Principal Investigator: Elizabeth Yen, MD

This pilot study is aimed at furthering our understanding of prototypical feeding behaviors in newborns born to mothers who used opiates and/or cannabinoids during pregnancy. It is well known that infants born drug-exposed may struggle with their oral feeding skills or may consume 20-40% more calories per day than infants who were not drug exposed during gestation. Our understanding of the molecular mechanisms involved in these feeding behaviors is poorly understood. By comparing the salivary expression of key hypothalamic regulatory genes and/or proteins known to be assoicated with feeding and reward behaviors between drug and non-drug exposed newborns, we hoped to elucidate biological mechanisms responsible for aberrent feeding behaviors.

Study details

Inclusion Criteria
  • Neonates born between 34 up to 42 weeks’ gestation.
  • Neonates born to mothers with positive toxicology screen test for opioids and/or THC during her pregnancy or prior to labor.
  • Control subjects will be mothers and their newborns born at Tufts Medical Center, Melrose-Wakefield Hospital, Lowell General Hospital matched for sex and gestational age, who do not have a prenatal history of drug exposure.
Exclusion Criteria
  • Neonates receiving the pharmacological management of NAS.
  • Infants of diabetic mothers and born in a setting of chorioamnionitis.
  • Infants with congenital and central nervous system anomalies.
Study Requirements

A very small amount of saliva (spit) will be gently suctioned from the infant's mouth or collected using a sponge device. Saliva samples will be collected soon after birth and at various time intervals throughout the hospital stay (e.g., after start of any prescribed medications, following decreasing medications dose and with stopping of medication) and possibly after the discharge from the hospital.

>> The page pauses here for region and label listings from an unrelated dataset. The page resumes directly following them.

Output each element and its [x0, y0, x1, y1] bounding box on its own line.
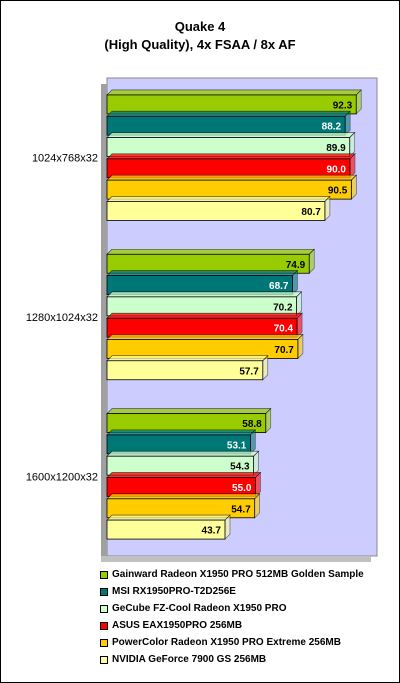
data-label: 80.7 — [301, 207, 321, 218]
data-label: 74.9 — [286, 260, 306, 271]
legend-label: PowerColor Radeon X1950 PRO Extreme 256M… — [112, 637, 341, 648]
data-label: 43.7 — [202, 526, 222, 537]
bar-top-face — [106, 110, 351, 117]
legend-label: MSI RX1950PRO-T2D256E — [112, 586, 236, 597]
bar-top-face — [106, 450, 260, 457]
category-label: 1600x1200x32 — [26, 471, 98, 483]
bar-top-face — [106, 174, 358, 181]
bar-top-face — [106, 153, 356, 160]
bar-top-face — [106, 132, 356, 138]
data-label: 70.7 — [274, 345, 294, 356]
data-label: 54.3 — [230, 462, 250, 473]
plot-floor — [101, 556, 371, 562]
bar-top-face — [106, 429, 257, 436]
bar — [106, 360, 264, 381]
data-label: 70.4 — [274, 324, 294, 335]
bar-top-face — [106, 355, 269, 362]
plot-side-wall — [101, 84, 107, 562]
data-label: 68.7 — [269, 281, 289, 292]
bar-top-face — [106, 312, 303, 319]
bar-top-face — [106, 248, 315, 255]
legend-label: NVIDIA GeForce 7900 GS 256MB — [112, 654, 267, 665]
legend-swatch — [100, 605, 108, 613]
data-label: 88.2 — [322, 122, 342, 133]
legend-swatch — [100, 639, 108, 647]
bar-top-face — [106, 514, 231, 521]
category-label: 1024x768x32 — [32, 153, 98, 165]
category-label: 1280x1024x32 — [26, 312, 98, 324]
legend-label: Gainward Radeon X1950 PRO 512MB Golden S… — [112, 569, 364, 580]
data-label: 55.0 — [232, 483, 252, 494]
legend-swatch — [100, 656, 108, 664]
legend-label: ASUS EAX1950PRO 256MB — [112, 620, 243, 631]
data-label: 57.7 — [239, 366, 259, 377]
bar-top-face — [106, 196, 331, 202]
data-label: 58.8 — [242, 419, 262, 430]
bar — [106, 519, 226, 540]
bar-top-face — [106, 270, 299, 276]
bar — [106, 201, 326, 221]
data-label: 92.3 — [333, 100, 353, 111]
bar-top-face — [106, 89, 362, 96]
bar-top-face — [106, 291, 303, 298]
chart-subtitle: (High Quality), 4x FSAA / 8x AF — [104, 37, 296, 52]
legend-label: GeCube FZ-Cool Radeon X1950 PRO — [112, 603, 287, 614]
legend-swatch — [100, 622, 108, 630]
data-label: 90.0 — [327, 164, 347, 175]
data-label: 54.7 — [231, 504, 251, 515]
bar-top-face — [106, 408, 272, 414]
data-label: 89.9 — [326, 143, 346, 154]
bar-top-face — [106, 493, 261, 500]
legend-swatch — [100, 588, 108, 596]
bar-top-face — [106, 472, 262, 478]
legend-swatch — [100, 571, 108, 579]
data-label: 70.2 — [273, 302, 293, 313]
data-label: 90.5 — [328, 186, 348, 197]
data-label: 53.1 — [227, 440, 247, 451]
chart-title: Quake 4 — [174, 19, 226, 34]
bar-top-face — [106, 334, 304, 340]
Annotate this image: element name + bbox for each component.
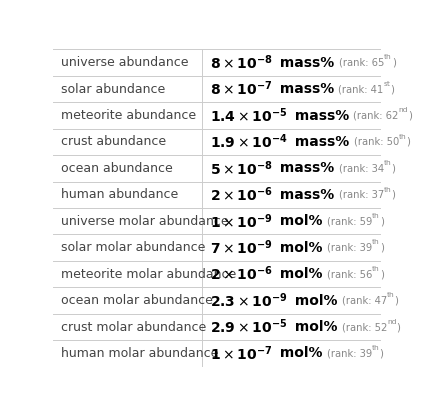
Text: human molar abundance: human molar abundance (61, 347, 218, 360)
Text: $\mathbf{2}\times\mathbf{10}^{\mathbf{-6}}$: $\mathbf{2}\times\mathbf{10}^{\mathbf{-6… (210, 185, 273, 204)
Text: ): ) (396, 322, 400, 332)
Text: $\mathbf{8}\times\mathbf{10}^{\mathbf{-8}}$: $\mathbf{8}\times\mathbf{10}^{\mathbf{-8… (210, 54, 273, 72)
Text: mass%: mass% (275, 188, 335, 202)
Text: mol%: mol% (275, 214, 323, 228)
Text: ocean abundance: ocean abundance (61, 162, 173, 175)
Text: mol%: mol% (275, 267, 323, 281)
Text: crust abundance: crust abundance (61, 136, 166, 148)
Text: (rank: 37: (rank: 37 (338, 190, 384, 200)
Text: (rank: 56: (rank: 56 (327, 269, 372, 279)
Text: ): ) (380, 269, 384, 279)
Text: nd: nd (398, 107, 408, 113)
Text: $\mathbf{8}\times\mathbf{10}^{\mathbf{-7}}$: $\mathbf{8}\times\mathbf{10}^{\mathbf{-7… (210, 80, 272, 98)
Text: (rank: 39: (rank: 39 (327, 243, 372, 253)
Text: th: th (372, 266, 380, 272)
Text: mass%: mass% (275, 82, 334, 96)
Text: (rank: 41: (rank: 41 (338, 84, 384, 94)
Text: universe abundance: universe abundance (61, 56, 189, 69)
Text: (rank: 50: (rank: 50 (354, 137, 399, 147)
Text: th: th (384, 54, 392, 61)
Text: ): ) (392, 58, 396, 68)
Text: st: st (384, 81, 390, 87)
Text: ): ) (380, 243, 384, 253)
Text: ): ) (395, 295, 398, 306)
Text: th: th (387, 292, 395, 298)
Text: mol%: mol% (275, 241, 323, 255)
Text: $\mathbf{1.4}\times\mathbf{10}^{\mathbf{-5}}$: $\mathbf{1.4}\times\mathbf{10}^{\mathbf{… (210, 106, 288, 125)
Text: $\mathbf{7}\times\mathbf{10}^{\mathbf{-9}}$: $\mathbf{7}\times\mathbf{10}^{\mathbf{-9… (210, 239, 273, 257)
Text: mass%: mass% (275, 162, 335, 176)
Text: th: th (399, 133, 407, 140)
Text: th: th (384, 160, 391, 166)
Text: $\mathbf{2.9}\times\mathbf{10}^{\mathbf{-5}}$: $\mathbf{2.9}\times\mathbf{10}^{\mathbf{… (210, 318, 288, 336)
Text: ): ) (380, 216, 384, 226)
Text: meteorite molar abundance: meteorite molar abundance (61, 268, 236, 281)
Text: (rank: 62: (rank: 62 (353, 110, 398, 121)
Text: mol%: mol% (290, 294, 338, 308)
Text: (rank: 34: (rank: 34 (338, 164, 384, 173)
Text: ): ) (392, 190, 396, 200)
Text: (rank: 59: (rank: 59 (327, 216, 372, 226)
Text: meteorite abundance: meteorite abundance (61, 109, 196, 122)
Text: (rank: 39: (rank: 39 (327, 349, 372, 358)
Text: solar abundance: solar abundance (61, 82, 165, 96)
Text: crust molar abundance: crust molar abundance (61, 321, 206, 334)
Text: ): ) (391, 164, 396, 173)
Text: (rank: 65: (rank: 65 (338, 58, 384, 68)
Text: mass%: mass% (275, 56, 335, 70)
Text: $\mathbf{2}\times\mathbf{10}^{\mathbf{-6}}$: $\mathbf{2}\times\mathbf{10}^{\mathbf{-6… (210, 265, 273, 283)
Text: ): ) (390, 84, 394, 94)
Text: th: th (372, 345, 379, 351)
Text: mol%: mol% (275, 346, 323, 360)
Text: universe molar abundance: universe molar abundance (61, 215, 229, 228)
Text: ): ) (407, 137, 410, 147)
Text: th: th (384, 187, 392, 192)
Text: mass%: mass% (290, 135, 349, 149)
Text: mass%: mass% (290, 108, 349, 122)
Text: th: th (372, 213, 380, 219)
Text: ocean molar abundance: ocean molar abundance (61, 294, 213, 307)
Text: $\mathbf{1.9}\times\mathbf{10}^{\mathbf{-4}}$: $\mathbf{1.9}\times\mathbf{10}^{\mathbf{… (210, 133, 288, 151)
Text: th: th (372, 239, 380, 246)
Text: ): ) (379, 349, 383, 358)
Text: $\mathbf{5}\times\mathbf{10}^{\mathbf{-8}}$: $\mathbf{5}\times\mathbf{10}^{\mathbf{-8… (210, 159, 273, 178)
Text: solar molar abundance: solar molar abundance (61, 241, 206, 254)
Text: (rank: 47: (rank: 47 (342, 295, 387, 306)
Text: $\mathbf{2.3}\times\mathbf{10}^{\mathbf{-9}}$: $\mathbf{2.3}\times\mathbf{10}^{\mathbf{… (210, 291, 288, 310)
Text: ): ) (408, 110, 412, 121)
Text: (rank: 52: (rank: 52 (341, 322, 387, 332)
Text: $\mathbf{1}\times\mathbf{10}^{\mathbf{-9}}$: $\mathbf{1}\times\mathbf{10}^{\mathbf{-9… (210, 212, 273, 231)
Text: mol%: mol% (290, 320, 338, 334)
Text: nd: nd (387, 319, 396, 325)
Text: $\mathbf{1}\times\mathbf{10}^{\mathbf{-7}}$: $\mathbf{1}\times\mathbf{10}^{\mathbf{-7… (210, 344, 272, 363)
Text: human abundance: human abundance (61, 188, 179, 201)
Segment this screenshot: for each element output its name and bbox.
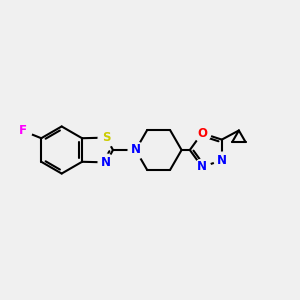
Text: F: F — [19, 124, 27, 137]
Text: N: N — [217, 154, 227, 167]
Text: S: S — [102, 131, 110, 144]
Text: N: N — [131, 143, 141, 157]
Text: O: O — [197, 127, 207, 140]
Text: N: N — [197, 160, 207, 173]
Text: N: N — [101, 156, 111, 169]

Post-discharge saliva collection may occur if the infant is followed up at Tufts Pediatric Clinic, and during  routine health checkup appointments up to 18 months of age. Saliva samples will be taken before/after feeding. Alternatively, if the infant is not followed up at Tufts Pediatric Clinic, a saliva collection kit and instructions on how to collect the saliva will be mailed to the subject.

In addition to saliva, upon consent, a lipid panel will be added to the routine blood draw (1 mL or one-fifth of a teaspoon) that the subject's pediatricians will obtain by 12 months of age to evaluate for anemia and lead level.

Brain imaging (magnetic resonance imaging/MRI) will be done shortly after feeding in infants with in utero drug exposure as well as in the sex- and age-matched controls while they are inpatient.

The length of MRI study will be around 30-45 minutes in total. Another MRI will also be done at approximately 2 months of age, upon consent.

Subjects will complete three developmental questionnaires at 6-, 12-, and 18-months of age, upon consent.